When the students arrived in Great Falls, the firefighters cooked a traditional meal of tacos for the students. As they prepared to travel out, the students then prepared a traditional meal of Swedish meatballs and other local treats as a thank you.

"They wanted some fun time here," said Minneapolis Assistant Chief John Fruetel, after the students spent three days in the Twin Cities. "We introduced them to some of the structural firefighting that we do here in the U.S. and they sure got a kick out of it. It was different for them, but they sure liked it."

The group divided in half and spent one day at the Minneapolis Fire Academy, where they had the chance to stretch hoselines and perform searches in the burn building. Working side-by-side with Minneapolis training officers, some of the students had their first taste of structural firefighting. Afterwards, they participated in several hours of rope rescue and hazmat training at Station 6.

"They were well prepared and trained in rescue. We have some different equipment here in the states and they were excited to work with it," Fruetel said, referring to brake bars and some of the lowering devices that Minneapolis units carry.

The other half of the group took a trip to the Bill & Bonnie Daniel's Firefighters Hall & Museum, which was an eye-opening experience of the rich history of the American Fire Service. "It was pretty amazing to see the equipment from the 1800's," said student David Granberg. "The technology they are using is amazing compared to the old firefighting at home." They also visited the site of the Interstate 35W Bridge Collapse.

"They were pretty self-sufficient," Fruetel said, as they students spent several nights in a former fire station that's a temporary home to the Minneapolis Training Division. They came with sleeping bags and also their own turnout gear.

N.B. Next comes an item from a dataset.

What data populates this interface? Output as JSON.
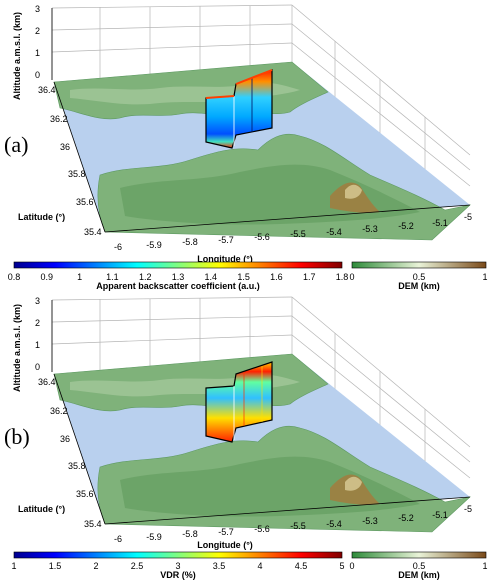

They left Minneapolis by bus and were next going to receive hands-on crash fire rescue training at Chicago O'Hare Airport. A portion of that training was also set to talk about the terrorist attacks of Sept. 11, and Malmsten said, "To see how the world changed."

He estimates that about 2,000 students have gone through the AWARE program since it began in 1993.

"At every fire brigade I visit in the countryside, I always find one of my old students," he said. He estimates that at least 20 former students have risen to the rank of senior fire official.

"They want you to have the background from the school," said Svensson, of getting hired by departments back in Sweden.

Loo-Ericson, who already has a part-time job with her hometown fire department in Sveg when she returns, said her education and the trip to the U.S. are invaluable. "Some stations feel that schools don't prepare us. It's too much theory, not enough of the practical," Loo-Ericsson said.

Malmsten said he chose the U.S. locations based on their diversity, such as Great Falls' units responding in conjunction with EMS and their response to not just fires, but technical rescue incidents.

"One of the reasons we chose (Minneapolis) was that the department can serve as an inspiration to the female students," Malmsten said of the city's diverse ranks. The city operates several female-only crews, which is not commonplace in Sweden.

"We've got a couple of apparatus that are fully staffed by female crews, so we brought them up to talk with the students," said Frutel. "I think it really impressed the girls and it made them realize that they can take on the roles, just like we do here."

Loo-Ericcson was one of about 12 girls on the trip. "I thought I was going to be the only girl. I was so happy when I arrived (at the school) and happened to see all of the girls. It was a relief on me."

"They really showed us a few things, " Bennyhoff said. "They really value their education in Sweden and these kids were so well advanced. It's pretty eye-opening."